La Final de la Copa Libertadores 2026 se disputará el próximo 28 de noviembre en el Estadio Centenario de Montevideo, un escenario cargado de historia que recibirá por última vez la definición con su fisonomía original antes de las reformas para el Mundial 2030.
La Confederación Sudamericana de Fútbol confirmó que la capital uruguaya será nuevamente sede de la “Gloria Eterna”, consolidando a Montevideo como una de las plazas más emblemáticas del continente.
El presidente de la Asociación Uruguaya de Fútbol, Ignacio Alonso, habló en el medio de comunicación uruguayo doble amarilla, y destacó la relevancia de este acontecimiento y expresó su deseo de que un club uruguayo pueda romper la racha y volver a levantar el trofeo. “Ojalá que nuestros equipos puedan ser campeones otra vez. Tener la final en Montevideo es muy importante”, señalo, al tiempo que subrayó la necesidad de fortalecer el fútbol local con reformas estructurales que permitan competir al máximo nivel internacional.
El Estadio Centenario, inaugurado en 1930 para el primer Mundial de la FIFA, será protagonista de un evento que trasciende lo deportivo. La final de 2026 marcará el cierre de una etapa histórica, ya que será la última que se dispute en el estadio con su diseño original antes de las remodelaciones previstas para la Copa del Mundo de 2030.
Alonso lo definió como un homenaje a tantos años de historia en un verdadero monumento del fútbol mundial. Montevideo ya tiene antecedentes recientes en este tipo de definiciones. En 2021, el Centenario fue escenario de la final entre Palmeiras y Flamengo, un duelo vibrante que se resolvió en tiempo suplementario con el gol de Deyverson y que quedó grabado en la memoria de más de 55 mil espectadores.

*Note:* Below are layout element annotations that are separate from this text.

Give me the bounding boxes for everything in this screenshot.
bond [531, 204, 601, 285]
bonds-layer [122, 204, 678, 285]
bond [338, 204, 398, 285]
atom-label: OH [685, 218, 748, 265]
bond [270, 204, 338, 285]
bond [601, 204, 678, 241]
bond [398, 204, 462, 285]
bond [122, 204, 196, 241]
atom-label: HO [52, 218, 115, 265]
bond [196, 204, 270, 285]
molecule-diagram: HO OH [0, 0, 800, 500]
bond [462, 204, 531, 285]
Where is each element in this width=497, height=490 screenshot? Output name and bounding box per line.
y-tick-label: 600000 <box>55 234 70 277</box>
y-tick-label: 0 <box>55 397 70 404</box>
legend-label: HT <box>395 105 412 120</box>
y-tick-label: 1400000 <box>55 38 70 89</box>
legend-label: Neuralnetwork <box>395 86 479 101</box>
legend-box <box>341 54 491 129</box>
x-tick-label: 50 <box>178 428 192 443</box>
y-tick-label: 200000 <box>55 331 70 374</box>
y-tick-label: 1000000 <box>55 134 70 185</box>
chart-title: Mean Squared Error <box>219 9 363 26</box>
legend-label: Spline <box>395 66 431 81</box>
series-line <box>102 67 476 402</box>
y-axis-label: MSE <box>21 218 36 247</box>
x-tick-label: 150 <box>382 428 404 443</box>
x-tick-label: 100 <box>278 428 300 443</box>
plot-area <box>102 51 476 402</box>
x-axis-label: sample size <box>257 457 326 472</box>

Esa experiencia consolidó la capacidad de la ciudad para albergar partidos de máxima exigencia y reforzó su vínculo con la Libertadores, torneo que vio nacer en sus canchas el 19 de abril de 1960, cuando Peñarol goleó 7-1 a Jorge Wilstermann con cuatro tantos de Alberto Spencer.
La capital uruguaya ha sido testigo de múltiples finales, incluida la primera de la historia en 1960, cuando Peñarol venció a Olimpia en el partido de ida y se consagró campeón tras empatar en Asunción.
Nacional de Uruguay también dejó su huella en 1988 al imponerse 3-0 sobre Newell’s Old Boys y convertirse en el último club uruguayo en levantar el cetro continental. Desde entonces, la espera por un nuevo campeón local se ha prolongado, y la designación de Montevideo como sede de la final de 2026 renueva la ilusión de que esa sequía pueda terminar.